I'm attracted to the notion of discussing the undiscussable, but how many times will they allow open discussion about "The Holocaust was a Hoax!", "The Earth is Flat!", and similar quackery?

If they are searching for truth, what shoulders will they stand on or will they start from the very beginnings? What will count as truth, and whose word will count? Will everyone need to fly into space to realize the world is round? Or, will one person landing on the moon prove it can be done and was done?

Or, do they hope enough quacks will be convinced of accepted truths to put an end to all the nonsense? Maybe they'll discuss more interesting, nuanced topics which would be interesting to me as an observer.


This is, unfortunately, the left's view of the undiscussable: ignorant quackery.

But a real heterodox environment can foster discussion on real ways the current consensus is lacking.

Like whether reopening schools last Fall was a good idea, as many Republican states did. (I think it was.)

Or whether challenge trials for the vaccines should be allowed. (Could have saved thousands of lives.)

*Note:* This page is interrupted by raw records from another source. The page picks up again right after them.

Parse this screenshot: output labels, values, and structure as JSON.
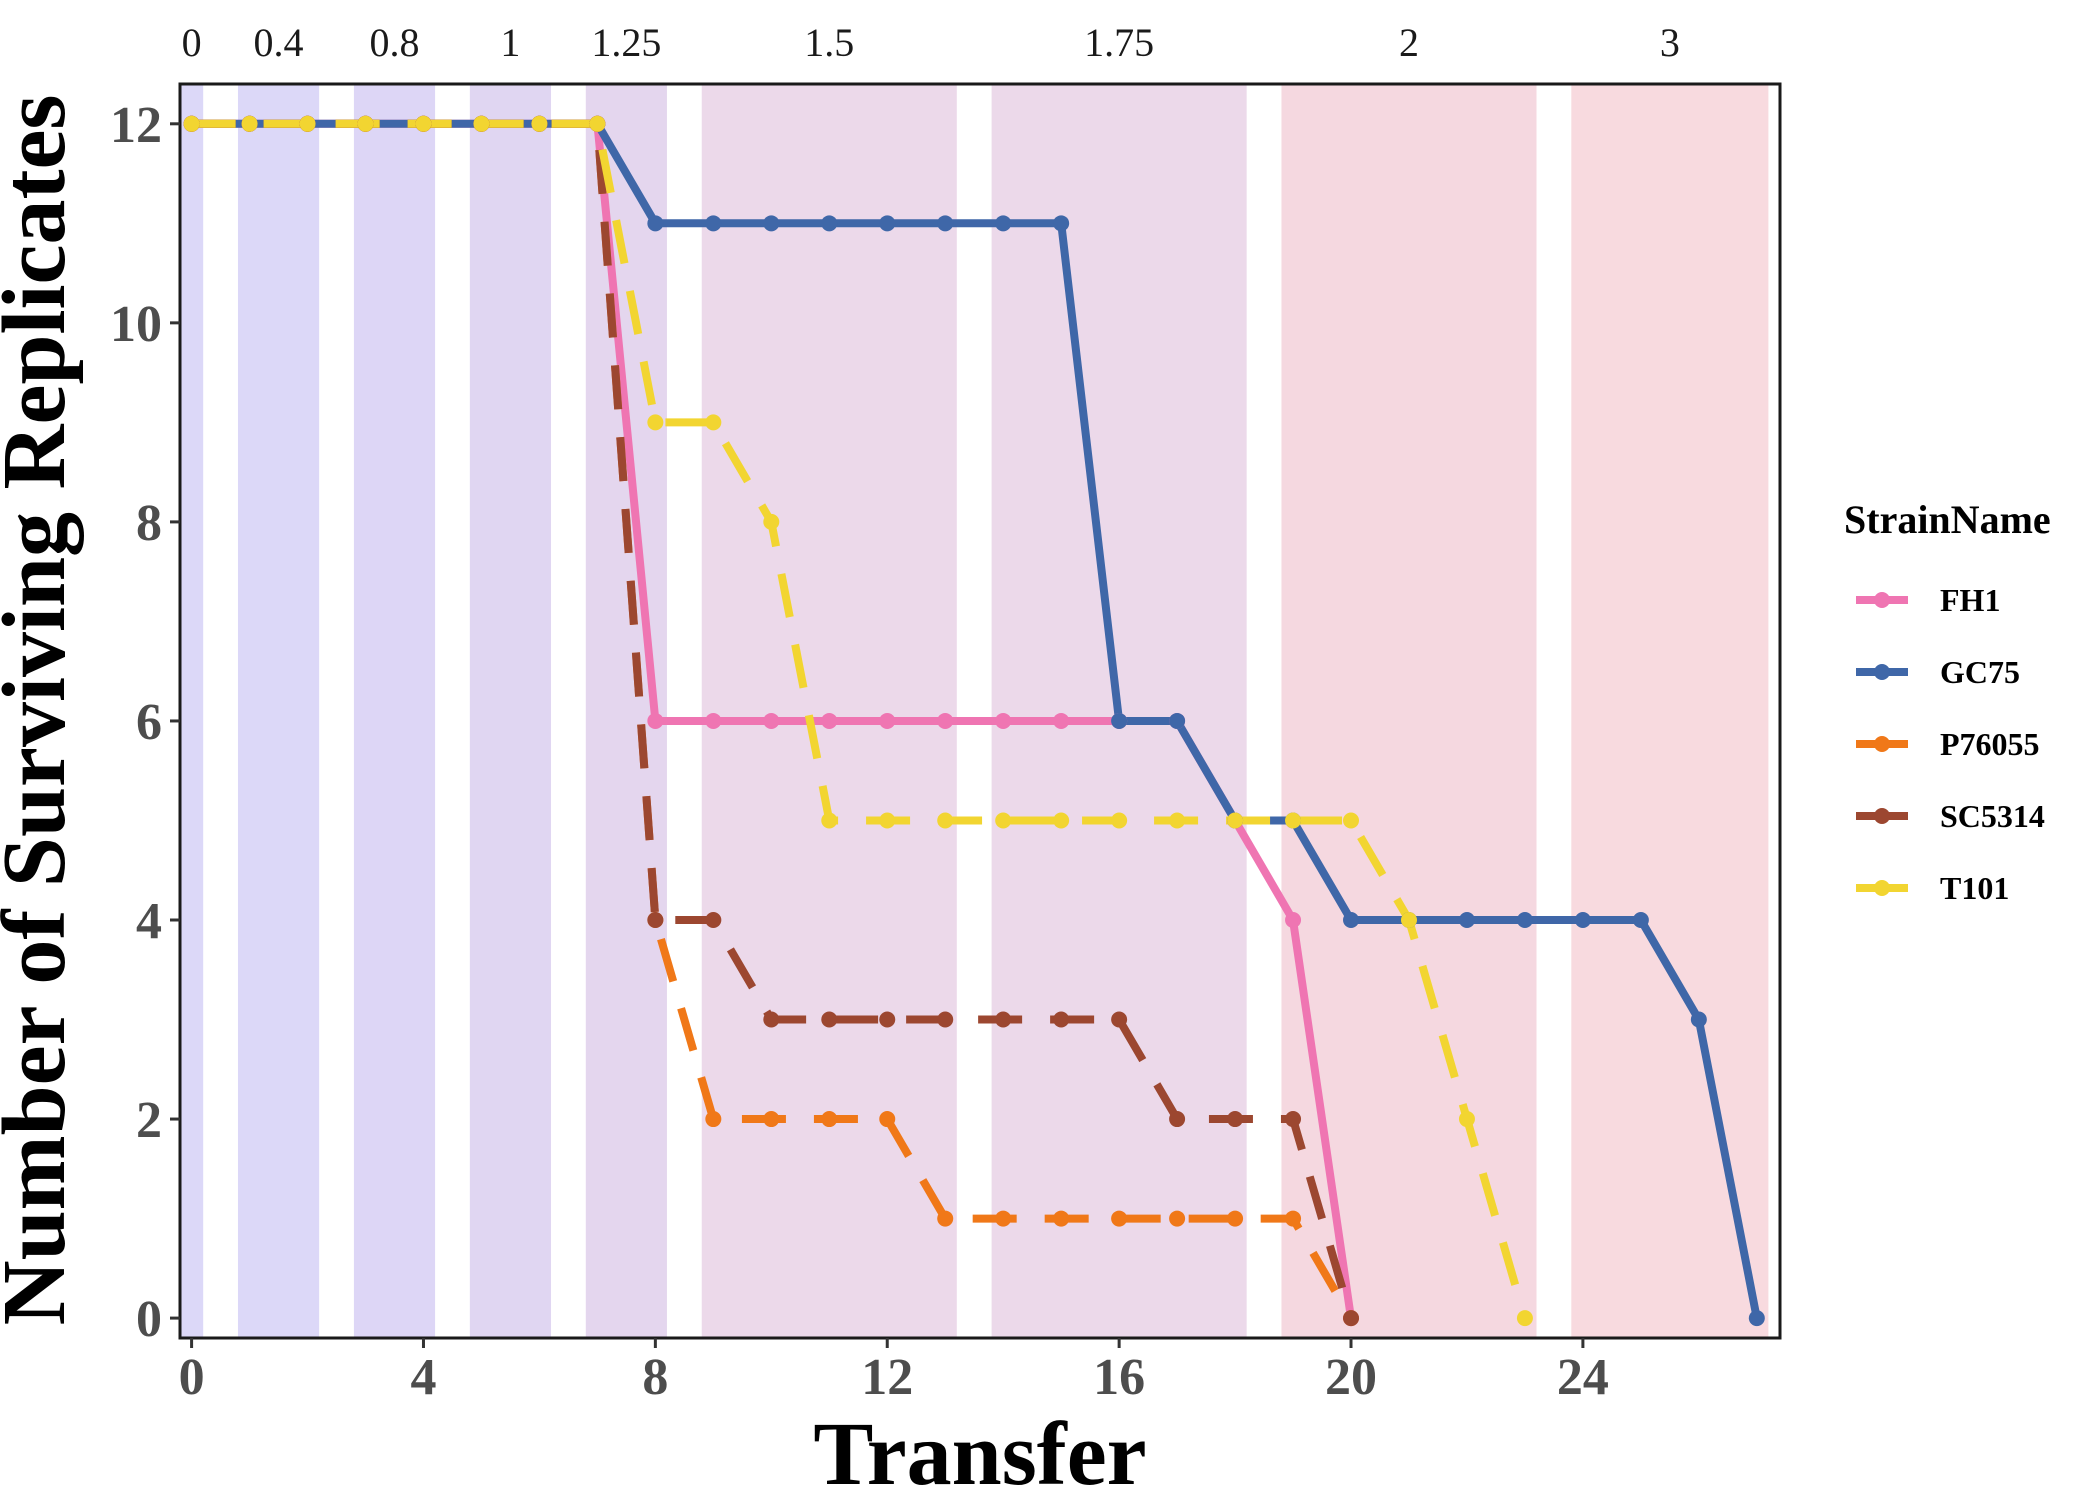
{
  "chart_data": {
    "type": "line",
    "xlabel": "Transfer",
    "ylabel": "Number of Surviving Replicates",
    "xlim": [
      -0.2,
      27.4
    ],
    "ylim": [
      -0.2,
      12.4
    ],
    "x_ticks": [
      0,
      4,
      8,
      12,
      16,
      20,
      24
    ],
    "y_ticks": [
      0,
      2,
      4,
      6,
      8,
      10,
      12
    ],
    "grid": false,
    "legend": {
      "title": "StrainName",
      "position": "right"
    },
    "bands": [
      {
        "label": "0",
        "start": -0.2,
        "end": 0.2,
        "color": "#dcd8f8"
      },
      {
        "label": "0.4",
        "start": 0.8,
        "end": 2.2,
        "color": "#dcd8f8"
      },
      {
        "label": "0.8",
        "start": 2.8,
        "end": 4.2,
        "color": "#ddd6f6"
      },
      {
        "label": "1",
        "start": 4.8,
        "end": 6.2,
        "color": "#e0d6f2"
      },
      {
        "label": "1.25",
        "start": 6.8,
        "end": 8.2,
        "color": "#e4d6ee"
      },
      {
        "label": "1.5",
        "start": 8.8,
        "end": 13.2,
        "color": "#ecd9ea"
      },
      {
        "label": "1.75",
        "start": 13.8,
        "end": 18.2,
        "color": "#ecd9ea"
      },
      {
        "label": "2",
        "start": 18.8,
        "end": 23.2,
        "color": "#f5d8e0"
      },
      {
        "label": "3",
        "start": 23.8,
        "end": 27.2,
        "color": "#f8dadf"
      }
    ],
    "series": [
      {
        "name": "FH1",
        "color": "#ef75b2",
        "dash": "solid",
        "x": [
          0,
          1,
          2,
          3,
          4,
          5,
          6,
          7,
          8,
          9,
          10,
          11,
          12,
          13,
          14,
          15,
          16,
          17,
          18,
          19,
          20
        ],
        "y": [
          12,
          12,
          12,
          12,
          12,
          12,
          12,
          12,
          6,
          6,
          6,
          6,
          6,
          6,
          6,
          6,
          6,
          6,
          5,
          4,
          0
        ]
      },
      {
        "name": "GC75",
        "color": "#3f67a8",
        "dash": "solid",
        "x": [
          0,
          1,
          2,
          3,
          4,
          5,
          6,
          7,
          8,
          9,
          10,
          11,
          12,
          13,
          14,
          15,
          16,
          17,
          18,
          19,
          20,
          21,
          22,
          23,
          24,
          25,
          26,
          27
        ],
        "y": [
          12,
          12,
          12,
          12,
          12,
          12,
          12,
          12,
          11,
          11,
          11,
          11,
          11,
          11,
          11,
          11,
          6,
          6,
          5,
          5,
          4,
          4,
          4,
          4,
          4,
          4,
          3,
          0
        ]
      },
      {
        "name": "P76055",
        "color": "#f07818",
        "dash": "dashed",
        "x": [
          0,
          1,
          2,
          3,
          4,
          5,
          6,
          7,
          8,
          9,
          10,
          11,
          12,
          13,
          14,
          15,
          16,
          17,
          18,
          19,
          20
        ],
        "y": [
          12,
          12,
          12,
          12,
          12,
          12,
          12,
          12,
          4,
          2,
          2,
          2,
          2,
          1,
          1,
          1,
          1,
          1,
          1,
          1,
          0
        ]
      },
      {
        "name": "SC5314",
        "color": "#9c4730",
        "dash": "dashed",
        "x": [
          0,
          1,
          2,
          3,
          4,
          5,
          6,
          7,
          8,
          9,
          10,
          11,
          12,
          13,
          14,
          15,
          16,
          17,
          18,
          19,
          20
        ],
        "y": [
          12,
          12,
          12,
          12,
          12,
          12,
          12,
          12,
          4,
          4,
          3,
          3,
          3,
          3,
          3,
          3,
          3,
          2,
          2,
          2,
          0
        ]
      },
      {
        "name": "T101",
        "color": "#f2d531",
        "dash": "dashed",
        "x": [
          0,
          1,
          2,
          3,
          4,
          5,
          6,
          7,
          8,
          9,
          10,
          11,
          12,
          13,
          14,
          15,
          16,
          17,
          18,
          19,
          20,
          21,
          22,
          23
        ],
        "y": [
          12,
          12,
          12,
          12,
          12,
          12,
          12,
          12,
          9,
          9,
          8,
          5,
          5,
          5,
          5,
          5,
          5,
          5,
          5,
          5,
          5,
          4,
          2,
          0
        ]
      }
    ]
  }
}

Or discussion of how Covid originated. If you remember, this truly was undiscussable last year.

We should never be so confident that we hush up alternative ideas. We make a better society by seeking out how the status quo can be wrong.

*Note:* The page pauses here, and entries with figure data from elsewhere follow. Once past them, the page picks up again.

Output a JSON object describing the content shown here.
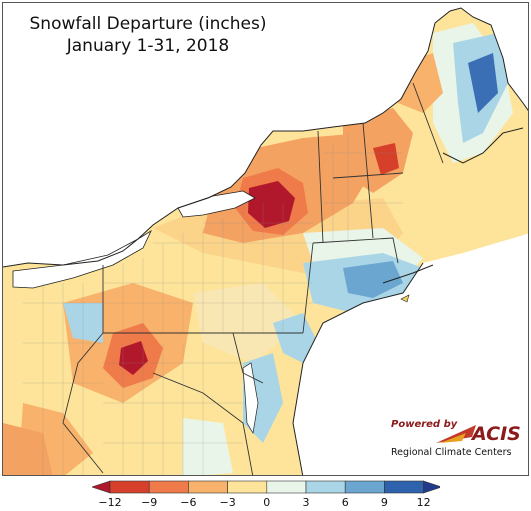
{
  "title": {
    "line1": "Snowfall Departure (inches)",
    "line2": "January 1-31, 2018"
  },
  "legend": {
    "ticks": [
      "−12",
      "−9",
      "−6",
      "−3",
      "0",
      "3",
      "6",
      "9",
      "12"
    ],
    "colors": [
      "#b2182b",
      "#d6402b",
      "#ef7a4a",
      "#f9b26b",
      "#fde49a",
      "#e9f5e8",
      "#a9d5e6",
      "#6aa6d0",
      "#2f62ad",
      "#233a8c"
    ]
  },
  "logo": {
    "powered_by": "Powered by",
    "brand": "ACIS",
    "subtitle": "Regional Climate Centers"
  },
  "colors": {
    "strong_deficit": "#a50f15",
    "deficit": "#e34a33",
    "moderate_deficit": "#f4a261",
    "slight_deficit": "#fde49a",
    "near_normal": "#e9f5e8",
    "surplus": "#a9d5e6",
    "strong_surplus": "#3a6fb5",
    "water": "#ffffff"
  }
}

Why is academic freedom seen as political balance when conservatives discuss it?

Perhaps I'm unaware of liberals using the same approach.

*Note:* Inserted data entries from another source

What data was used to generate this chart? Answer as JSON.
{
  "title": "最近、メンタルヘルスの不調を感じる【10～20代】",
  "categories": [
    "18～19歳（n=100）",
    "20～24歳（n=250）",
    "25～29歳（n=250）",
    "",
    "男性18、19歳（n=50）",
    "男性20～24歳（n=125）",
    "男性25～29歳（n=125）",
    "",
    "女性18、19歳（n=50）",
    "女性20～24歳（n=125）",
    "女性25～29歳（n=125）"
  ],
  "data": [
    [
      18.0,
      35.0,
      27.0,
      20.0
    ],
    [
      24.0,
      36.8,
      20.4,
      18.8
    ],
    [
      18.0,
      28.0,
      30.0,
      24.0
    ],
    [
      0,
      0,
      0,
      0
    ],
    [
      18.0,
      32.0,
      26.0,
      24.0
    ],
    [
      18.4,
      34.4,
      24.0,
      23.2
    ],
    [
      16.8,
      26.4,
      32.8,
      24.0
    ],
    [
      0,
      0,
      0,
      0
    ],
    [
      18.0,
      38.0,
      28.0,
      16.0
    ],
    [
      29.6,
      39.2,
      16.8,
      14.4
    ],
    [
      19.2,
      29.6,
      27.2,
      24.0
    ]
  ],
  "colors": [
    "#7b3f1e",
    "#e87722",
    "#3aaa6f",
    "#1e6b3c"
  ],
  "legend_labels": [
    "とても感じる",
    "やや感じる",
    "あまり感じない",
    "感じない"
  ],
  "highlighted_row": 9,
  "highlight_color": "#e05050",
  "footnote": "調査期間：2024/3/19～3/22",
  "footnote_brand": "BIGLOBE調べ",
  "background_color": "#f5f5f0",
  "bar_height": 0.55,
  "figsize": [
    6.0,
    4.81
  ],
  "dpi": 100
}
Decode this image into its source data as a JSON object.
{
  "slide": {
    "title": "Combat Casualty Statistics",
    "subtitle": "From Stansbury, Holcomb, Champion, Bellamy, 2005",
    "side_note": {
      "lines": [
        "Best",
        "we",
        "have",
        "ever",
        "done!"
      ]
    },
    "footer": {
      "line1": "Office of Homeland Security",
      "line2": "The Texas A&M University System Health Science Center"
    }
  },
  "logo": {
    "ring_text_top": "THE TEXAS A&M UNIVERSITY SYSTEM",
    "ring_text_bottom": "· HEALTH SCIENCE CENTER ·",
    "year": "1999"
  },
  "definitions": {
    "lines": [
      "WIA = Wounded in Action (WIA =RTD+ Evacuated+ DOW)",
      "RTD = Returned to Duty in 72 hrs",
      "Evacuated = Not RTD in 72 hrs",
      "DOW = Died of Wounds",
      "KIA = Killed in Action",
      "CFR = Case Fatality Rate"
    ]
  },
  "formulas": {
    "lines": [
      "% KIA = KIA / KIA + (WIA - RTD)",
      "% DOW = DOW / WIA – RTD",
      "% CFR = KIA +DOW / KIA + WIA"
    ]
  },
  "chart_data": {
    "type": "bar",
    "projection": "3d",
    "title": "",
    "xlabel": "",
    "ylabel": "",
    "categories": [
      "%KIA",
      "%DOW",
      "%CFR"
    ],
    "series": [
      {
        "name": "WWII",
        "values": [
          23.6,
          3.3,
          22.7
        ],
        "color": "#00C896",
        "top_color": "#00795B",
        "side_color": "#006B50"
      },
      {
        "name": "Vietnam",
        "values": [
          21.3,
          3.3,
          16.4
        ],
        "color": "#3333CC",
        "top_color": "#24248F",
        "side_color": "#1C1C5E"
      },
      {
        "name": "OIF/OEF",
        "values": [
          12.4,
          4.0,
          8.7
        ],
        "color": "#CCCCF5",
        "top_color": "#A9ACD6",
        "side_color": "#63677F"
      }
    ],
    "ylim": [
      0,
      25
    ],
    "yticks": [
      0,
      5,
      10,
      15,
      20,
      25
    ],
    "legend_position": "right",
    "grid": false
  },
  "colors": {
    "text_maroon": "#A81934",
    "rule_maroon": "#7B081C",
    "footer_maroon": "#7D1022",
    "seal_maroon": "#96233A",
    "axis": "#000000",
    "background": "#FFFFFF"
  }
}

I view academic freedom as the freedom to look into questions or hold alternate viewpoints that are supportable. Regardless of affiliation, IMO political beliefs aren't typically data driven, and when the data goes the wrong way people tend to exercise apologetics instead of intellectual honesty.


I fear this will create another echo chamber, of students having controversial opinions on certain topics such as gender studies, evolutionary psychology etc. Also a stigma with going to this university might be too strong. Imagine being a young male student and telling people at the party you are attending this university. I am pretty sure in the future it would be like telling people you vote for Donald Trump.

If I were to choose university in the USA I would select one from the FIRE list [0] that are certified pro-freedom of speech / research but don't have such a big stigma. University of Chicago might be good, altough I am not based in USA so I don't know if there is stigma I'm describing connected to UoC

[0] https://rankings.thefire.org/rank


University of Chicago is a very selective school. You don't just choose University of Chicago and then get to go to University of Chicago.


> Universities are the places where society does its thinking, where the habits and mores of our citizens are shaped.

This sounds a lot more like a hypothetical ideal than a statement of fact.


Uh yeah. It's aspirational and why they're starting a university.


If it's aspirational, I would have suggested replacing "are" with "ought to be."


I see no Hume-ian distinction here with is/ought. The context seems pretty clear. But regardless, perhaps for some the verbiage could be clearer with adding the kludge of "ought to be."


I made my original comment because despite the context I'd read up to that sentence, my gut reaction was "that definitely doesn't sound right."